その結果、オクタノールに浸した氷の表面を原子間力顕微鏡で計測した画像には、2枚の平らな面がつながった階段のような構造が写っていたとのこと。階段部分の段差を画像から解析したところ、0.1nmしかなかったといい、これはH2O分子1個に匹敵する小さい段差だという。オクタノールに浸す前の氷表面には、霜柱のような凹凸構造(高低差およそ20nm)が存在していたので、オクタノールに浸したことによって氷表面がとても平らになったことが明らかにされた。

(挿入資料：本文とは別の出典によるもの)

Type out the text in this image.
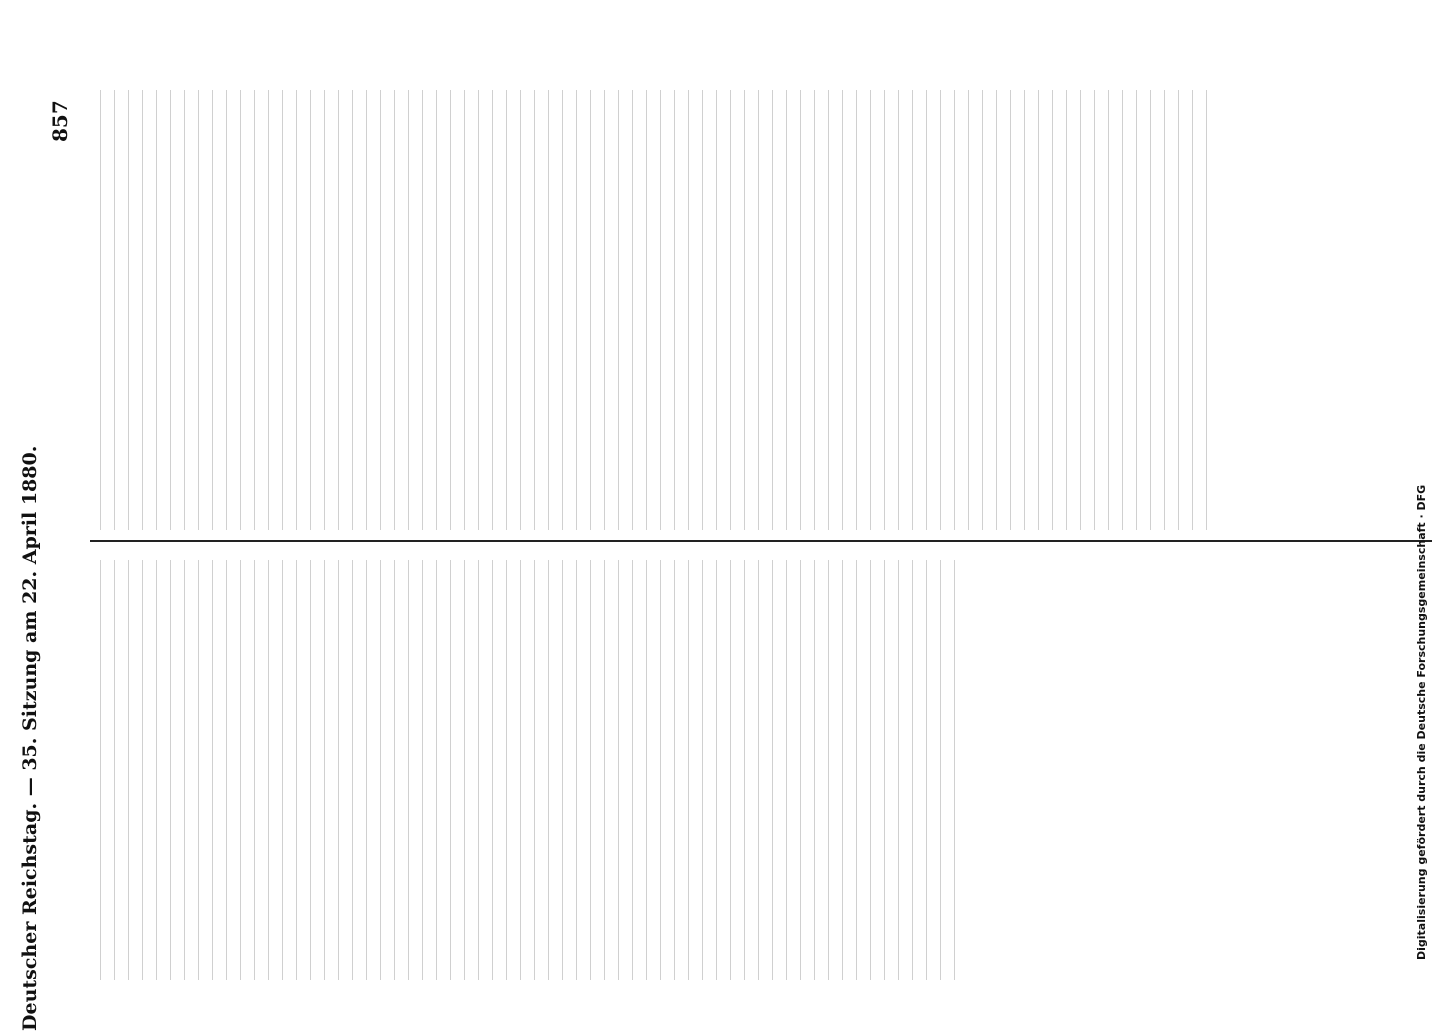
Deutscher Reichstag. — 35. Sitzung am 22. April 1880.
857
Digitalisierung gefördert durch die Deutsche Forschungsgemeinschaft · DFG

研究チームは今後、氷をより深く理解し、氷をさらに効果的に利用する、つまり氷のサイエンスとエンジニアリングをアップデートするため、今回提案された「氷と不凍液の界面を分子レベル計測する」アイデアの応用範囲を広げていくとする。具体的には、顕微鏡の撮像倍率を上げて氷を構成する1つ1つのH2O分子を撮像することや、原子間力顕微鏡以外の計測法に応用すること、普通の水に近い性質を持つ不凍液に氷を浸しての計測など、さまざまな展開が期待できるとした。
また、今回の研究に使用された顕微鏡装置は、室温から-10℃までの温度で良好に動作するといい、氷に限らずどんな固体でも低温で計測できるため、まだ研究チームでは未発見の利用法があるかもしれないとしている。